L'efficacité du parc d'un parc éolien est un facteur déterminant pour évaluer son rendement énergétique et sa rentabilité. Cette mesure indique la proportion d'énergie utilisable produite par rapport à l'énergie maximale théoriquement extractible de l'énergie cinétique contenue dans la vitesse du vent.

L'efficacité du parc résulte de la combinaison des rendements individuels de chaque installation et des interactions entre les éoliennes. Lors de la planification des parcs éoliens, l'emplacement de chaque éolienne doit être soigneusement choisi afin de minimiser les interactions négatives, telles que l'effet de sillage.
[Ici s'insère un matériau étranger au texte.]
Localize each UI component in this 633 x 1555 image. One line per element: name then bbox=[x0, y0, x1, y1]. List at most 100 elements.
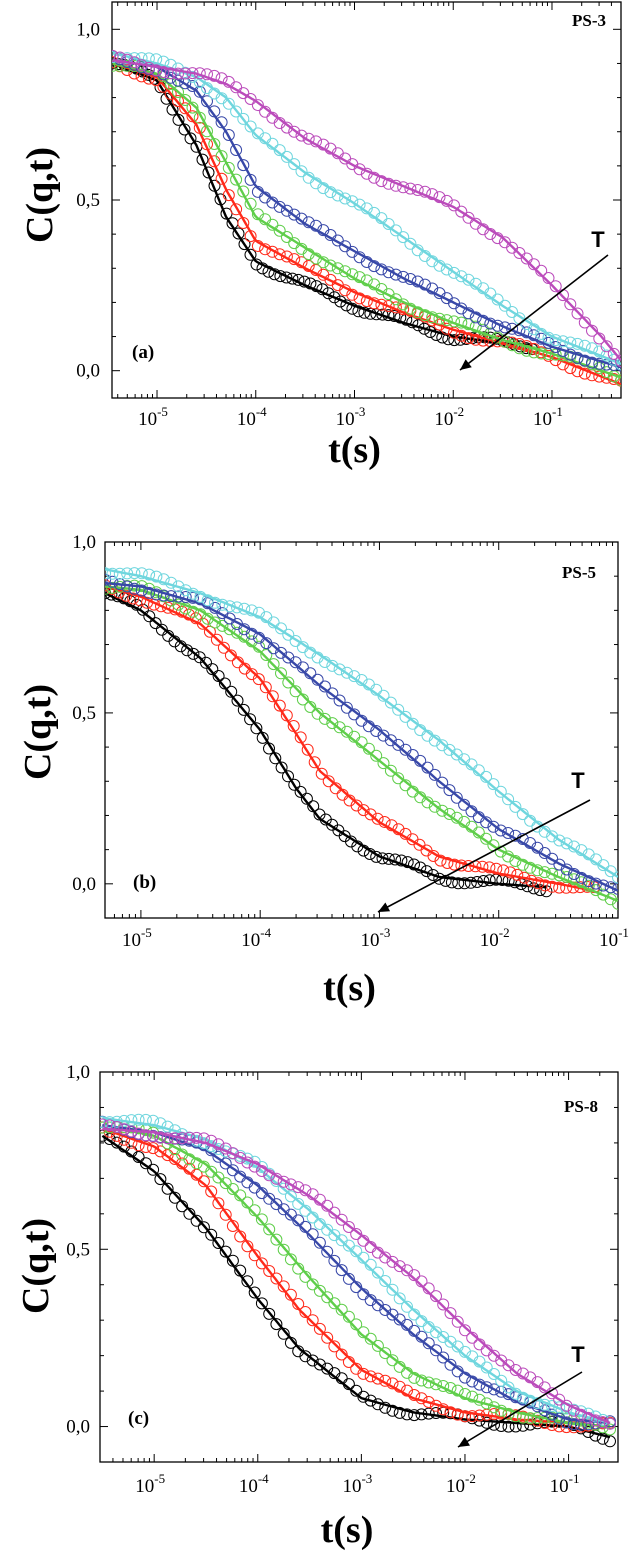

Lorsqu'une éolienne se trouve directement dans le flux d'air d'une autre turbine, l'effet de sillage réduit la vitesse du vent, ce qui impacte négativement le rendement de l'installation.

Par ailleurs, des facteurs tels que le type de turbine, le diamètre des pales du rotor, la distance entre les éoliennes, la hauteur des turbines au-dessus du sol et la vitesse de vent caractéristique du site exercent une influence significative sur l'efficacité du parc.

L'efficacité du parc peut être prédite grâce à des modèles numériques tels que le modèle de Jensen, le modèle d'Ainslie ou le modèle du parallélépipède. Ces modèles prennent en compte une variété de facteurs, notamment la direction et la vitesse du vent, la topographie, la rugosité de surface, le type et la disposition des turbines, afin de fournir une estimation de la production d'énergie et, par conséquent, de l'efficacité du parc.

wind farm

Il est important de noter que l'efficacité du parc varie en permanence en cours d'exploitation et dépend de nombreux facteurs, notamment l'état de maintenance, les conditions d'exploitation et les conditions atmosphériques. Il est donc indispensable de collecter et d'analyser en continu les données de performance du parc éolien afin d'optimiser l'exploitation et de maximiser l'efficacité du parc.

Turbit a développé une méthode permettant de calculer efficacement les efficacités de parc à partir de moyennes SCADA sur 10 minutes. Les données des éoliennes situées en périphérie du parc éolien sont sélectionnées et, en fonction de la direction du vent, une turbine de comparaison virtuelle est créée. Cette éolienne virtuelle fournit alors une puissance de sortie réelle, représentant ce qu'une turbine pourrait théoriquement produire si elle était exposée librement à cet emplacement.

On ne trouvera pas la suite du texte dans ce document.